Clean hands? Think again. Kibo’s newest curriculum puts WASH back in handwashing.
“Are your hands clean?” Water, Sanitation, and Hygiene (WASH) manager Tom Ngobi asked in Kalitumba village during Kibo’s first-ever handwashing triggering session. Thirty hands shot into the air to indicate that the community members considered their hands to be clean. Tom then showed them just how wrong they were.
If a community is not convinced of the importance of proper sanitation, even the best structural change will not last. That’s why Kibo implements a curriculum called “Community-Led Total Sanitation” (CLTS). The community leads the process. Kibo’s job is to ask the right questions, keep them accountable, and give them the tools they need to improve their own lives.
While Kibo’s general triggering program effectively convinces a village to construct latrines and to end open defecation, it has not been effective in communicating the importance of proper handwashing. It’s a classic case of information overload. That’s why Tom and the WASH team introduced an additional triggering session aimed at convincing communities of the importance of handwashing.
“Peel this boiled egg,” Tom began. Several volunteers, having washed their hands thoroughly without soap, peeled the egg and rolled it around in their hands. Tom showed them how the once-white surface of the egg was covered in brown splotches. “I thought you said your hands were clean!” Tom joked with the group.
Next, Tom asked a new set of volunteers to wash their hands twice. The first time without soap, the second with soap. After each wash, Tom collected the water and put it in a clear plastic bag. The water in the first bag was relatively clean because plain water removes few impurities from the volunteers’ hands. The second bag, however, was a sickly shade of brown. “Didn’t you say you washed your hands?” Tom asked. “Where did all this dirt come from?” The community members were shocked.

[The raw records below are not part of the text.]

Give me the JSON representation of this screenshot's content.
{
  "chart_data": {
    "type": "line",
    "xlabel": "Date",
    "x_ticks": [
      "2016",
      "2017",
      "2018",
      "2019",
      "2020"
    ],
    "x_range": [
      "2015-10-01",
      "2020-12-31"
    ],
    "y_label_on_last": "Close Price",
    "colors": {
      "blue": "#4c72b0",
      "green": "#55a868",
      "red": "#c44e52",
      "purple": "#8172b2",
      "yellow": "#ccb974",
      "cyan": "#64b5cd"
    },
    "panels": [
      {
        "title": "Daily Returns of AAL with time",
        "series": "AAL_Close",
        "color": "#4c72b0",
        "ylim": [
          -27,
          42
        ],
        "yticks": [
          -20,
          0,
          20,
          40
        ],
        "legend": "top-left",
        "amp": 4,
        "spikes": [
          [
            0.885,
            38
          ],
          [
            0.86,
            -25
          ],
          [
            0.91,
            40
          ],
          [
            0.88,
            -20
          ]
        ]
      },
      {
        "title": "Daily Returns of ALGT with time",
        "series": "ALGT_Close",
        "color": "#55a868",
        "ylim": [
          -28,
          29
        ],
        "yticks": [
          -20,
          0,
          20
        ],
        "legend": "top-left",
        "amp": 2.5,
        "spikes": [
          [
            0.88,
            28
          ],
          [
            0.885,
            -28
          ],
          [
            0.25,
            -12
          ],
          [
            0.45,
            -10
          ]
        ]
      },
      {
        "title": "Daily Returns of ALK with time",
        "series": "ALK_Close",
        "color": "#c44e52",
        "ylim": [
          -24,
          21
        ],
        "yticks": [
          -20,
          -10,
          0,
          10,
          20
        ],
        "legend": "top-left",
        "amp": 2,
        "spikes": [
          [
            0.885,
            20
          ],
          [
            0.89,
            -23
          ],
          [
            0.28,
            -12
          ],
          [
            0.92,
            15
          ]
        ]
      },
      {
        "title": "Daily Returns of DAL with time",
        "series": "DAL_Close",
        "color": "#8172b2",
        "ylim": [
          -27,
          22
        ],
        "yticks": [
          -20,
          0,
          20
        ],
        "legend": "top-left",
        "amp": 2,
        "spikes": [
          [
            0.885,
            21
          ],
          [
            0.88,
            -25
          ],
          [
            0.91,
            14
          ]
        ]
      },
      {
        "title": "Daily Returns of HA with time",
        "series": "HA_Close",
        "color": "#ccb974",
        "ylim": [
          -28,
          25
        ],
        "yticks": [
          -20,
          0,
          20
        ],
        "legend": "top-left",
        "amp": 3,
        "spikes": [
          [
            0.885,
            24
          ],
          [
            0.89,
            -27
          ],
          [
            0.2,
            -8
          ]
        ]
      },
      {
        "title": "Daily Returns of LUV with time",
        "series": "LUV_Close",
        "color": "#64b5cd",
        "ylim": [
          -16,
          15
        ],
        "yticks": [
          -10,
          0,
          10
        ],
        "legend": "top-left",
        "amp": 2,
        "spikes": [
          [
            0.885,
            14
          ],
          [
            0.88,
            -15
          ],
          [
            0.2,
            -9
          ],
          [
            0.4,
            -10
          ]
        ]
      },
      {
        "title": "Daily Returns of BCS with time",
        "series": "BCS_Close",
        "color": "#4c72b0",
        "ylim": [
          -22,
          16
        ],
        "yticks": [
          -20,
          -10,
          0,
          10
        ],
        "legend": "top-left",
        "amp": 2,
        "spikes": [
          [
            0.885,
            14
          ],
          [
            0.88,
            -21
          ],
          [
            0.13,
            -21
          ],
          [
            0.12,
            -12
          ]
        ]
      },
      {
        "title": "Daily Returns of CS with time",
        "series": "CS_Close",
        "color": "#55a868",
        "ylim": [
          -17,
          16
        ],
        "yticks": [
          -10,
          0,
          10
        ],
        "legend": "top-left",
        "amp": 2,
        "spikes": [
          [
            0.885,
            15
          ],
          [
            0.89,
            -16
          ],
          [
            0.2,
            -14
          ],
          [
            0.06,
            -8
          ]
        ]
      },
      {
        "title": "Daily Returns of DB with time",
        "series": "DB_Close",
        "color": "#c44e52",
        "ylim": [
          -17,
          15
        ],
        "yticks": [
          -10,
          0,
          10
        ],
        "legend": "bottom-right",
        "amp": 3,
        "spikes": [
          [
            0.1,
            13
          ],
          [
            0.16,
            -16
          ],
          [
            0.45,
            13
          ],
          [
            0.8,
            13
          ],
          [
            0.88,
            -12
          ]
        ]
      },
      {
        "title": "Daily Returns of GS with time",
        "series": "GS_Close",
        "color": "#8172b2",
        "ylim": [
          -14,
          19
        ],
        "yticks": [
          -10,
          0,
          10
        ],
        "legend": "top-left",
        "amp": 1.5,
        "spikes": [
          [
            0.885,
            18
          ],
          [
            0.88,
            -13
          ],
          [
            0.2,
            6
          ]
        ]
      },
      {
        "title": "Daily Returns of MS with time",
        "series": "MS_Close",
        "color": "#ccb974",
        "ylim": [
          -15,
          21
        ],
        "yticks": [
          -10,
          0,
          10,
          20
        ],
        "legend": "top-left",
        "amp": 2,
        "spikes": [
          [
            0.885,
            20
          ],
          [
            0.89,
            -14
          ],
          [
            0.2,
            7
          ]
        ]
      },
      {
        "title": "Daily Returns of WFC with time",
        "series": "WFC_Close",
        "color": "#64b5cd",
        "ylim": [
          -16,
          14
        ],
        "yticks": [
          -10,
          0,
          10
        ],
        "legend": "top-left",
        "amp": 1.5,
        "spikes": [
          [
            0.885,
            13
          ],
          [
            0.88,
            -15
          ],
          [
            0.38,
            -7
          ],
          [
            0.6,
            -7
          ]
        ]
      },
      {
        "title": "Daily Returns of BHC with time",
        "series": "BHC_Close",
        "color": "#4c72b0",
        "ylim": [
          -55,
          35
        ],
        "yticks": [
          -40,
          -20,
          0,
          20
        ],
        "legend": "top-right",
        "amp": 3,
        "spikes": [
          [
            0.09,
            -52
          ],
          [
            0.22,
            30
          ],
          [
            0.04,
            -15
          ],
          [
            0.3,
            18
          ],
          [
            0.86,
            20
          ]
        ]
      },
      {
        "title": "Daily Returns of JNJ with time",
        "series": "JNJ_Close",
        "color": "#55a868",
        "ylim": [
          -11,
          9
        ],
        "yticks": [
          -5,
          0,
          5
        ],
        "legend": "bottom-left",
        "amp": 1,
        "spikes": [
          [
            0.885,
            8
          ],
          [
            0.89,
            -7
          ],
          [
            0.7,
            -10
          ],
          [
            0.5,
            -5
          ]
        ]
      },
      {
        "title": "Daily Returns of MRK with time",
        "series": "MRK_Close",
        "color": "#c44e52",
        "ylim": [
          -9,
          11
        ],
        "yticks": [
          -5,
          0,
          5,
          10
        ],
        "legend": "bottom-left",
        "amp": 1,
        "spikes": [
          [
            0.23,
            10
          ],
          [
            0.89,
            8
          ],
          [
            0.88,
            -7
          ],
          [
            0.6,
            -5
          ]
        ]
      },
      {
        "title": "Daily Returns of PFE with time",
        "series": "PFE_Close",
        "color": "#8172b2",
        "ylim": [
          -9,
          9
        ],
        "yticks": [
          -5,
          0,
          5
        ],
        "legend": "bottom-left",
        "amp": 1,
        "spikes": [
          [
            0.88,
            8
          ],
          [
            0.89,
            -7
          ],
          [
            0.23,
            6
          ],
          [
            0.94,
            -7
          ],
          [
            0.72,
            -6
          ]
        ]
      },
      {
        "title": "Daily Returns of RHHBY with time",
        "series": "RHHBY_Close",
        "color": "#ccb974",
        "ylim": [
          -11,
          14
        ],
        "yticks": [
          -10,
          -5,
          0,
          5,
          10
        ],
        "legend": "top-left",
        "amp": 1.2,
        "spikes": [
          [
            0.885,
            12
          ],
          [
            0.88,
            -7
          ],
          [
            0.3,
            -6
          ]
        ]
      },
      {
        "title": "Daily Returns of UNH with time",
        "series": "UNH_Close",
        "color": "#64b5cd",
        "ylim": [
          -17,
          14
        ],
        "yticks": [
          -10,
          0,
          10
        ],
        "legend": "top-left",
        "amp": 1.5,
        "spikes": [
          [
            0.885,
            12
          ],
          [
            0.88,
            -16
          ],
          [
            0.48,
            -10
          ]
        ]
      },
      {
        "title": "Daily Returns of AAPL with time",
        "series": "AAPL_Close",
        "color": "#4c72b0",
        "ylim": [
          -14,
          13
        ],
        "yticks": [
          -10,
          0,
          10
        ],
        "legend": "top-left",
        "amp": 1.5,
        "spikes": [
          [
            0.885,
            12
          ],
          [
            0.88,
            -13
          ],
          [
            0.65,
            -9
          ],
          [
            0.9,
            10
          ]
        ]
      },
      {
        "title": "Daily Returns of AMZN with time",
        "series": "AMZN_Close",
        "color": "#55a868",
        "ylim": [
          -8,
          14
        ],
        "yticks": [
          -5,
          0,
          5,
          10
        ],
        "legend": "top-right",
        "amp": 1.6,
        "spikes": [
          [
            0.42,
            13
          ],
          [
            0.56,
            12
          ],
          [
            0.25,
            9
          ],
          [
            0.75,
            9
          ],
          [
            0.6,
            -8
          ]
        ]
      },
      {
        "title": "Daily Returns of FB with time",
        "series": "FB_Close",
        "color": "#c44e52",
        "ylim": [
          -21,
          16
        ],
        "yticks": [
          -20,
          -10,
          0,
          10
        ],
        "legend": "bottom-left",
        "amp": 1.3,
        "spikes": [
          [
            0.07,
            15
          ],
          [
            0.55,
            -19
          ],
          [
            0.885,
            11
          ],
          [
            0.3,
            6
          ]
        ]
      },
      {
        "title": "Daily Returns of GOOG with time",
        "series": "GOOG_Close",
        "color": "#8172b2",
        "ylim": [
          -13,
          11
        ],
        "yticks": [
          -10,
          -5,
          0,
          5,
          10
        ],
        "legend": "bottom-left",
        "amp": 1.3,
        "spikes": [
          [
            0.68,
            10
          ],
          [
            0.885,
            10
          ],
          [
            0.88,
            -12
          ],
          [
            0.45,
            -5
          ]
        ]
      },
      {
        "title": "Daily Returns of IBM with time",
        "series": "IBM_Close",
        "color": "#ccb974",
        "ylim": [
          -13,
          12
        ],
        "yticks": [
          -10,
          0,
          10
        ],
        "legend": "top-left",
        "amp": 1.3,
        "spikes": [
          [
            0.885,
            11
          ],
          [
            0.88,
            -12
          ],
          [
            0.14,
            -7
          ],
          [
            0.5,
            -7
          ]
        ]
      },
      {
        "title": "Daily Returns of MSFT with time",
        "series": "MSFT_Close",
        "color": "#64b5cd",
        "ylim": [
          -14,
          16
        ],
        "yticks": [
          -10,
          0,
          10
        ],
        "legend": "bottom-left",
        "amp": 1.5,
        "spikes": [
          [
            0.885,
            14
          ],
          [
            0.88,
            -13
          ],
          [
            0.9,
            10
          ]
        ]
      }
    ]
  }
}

Tom then pulled out a bag of crushed charcoal. Volunteers covered their hands with the black powder and then washed their hands with soap. “Dip your fingers in this perfectly white posho,” Tom directs. The community members gathered around the bowl and saw the small black specks that remained under community members’ fingernails even after washing with soap.
This conversation is amusing when discussing charcoal or soil from the garden, but those aren’t the contaminants Tom is worried about. Kibo doesn’t shy away from discussing gross things if it can save lives. Fecal matter is the real motive. In communities where toilet paper is nonexistent, open defecation is probable, food-sharing is the norm, hand-shaking is widespread, and disease is rampant, poop can spread around a village with ease — and with it, diseases like typhoid and dysentery. Not to talk about poop when working in rural communities is a travesty that makes all other development work futile.
Like any culture, Kalitumba enjoys their fair share of poop jokes, and the handwashing triggering session was a lighthearted affair. The effects of that single afternoon, however, go beyond any technology, product, or method Kibo could have provided. Those thirty people, armed with reference points and a newfound appreciation for soap, will go back to their kitchens and latrines with new eyes to see the unseen and stand up against diseases that ravage their community.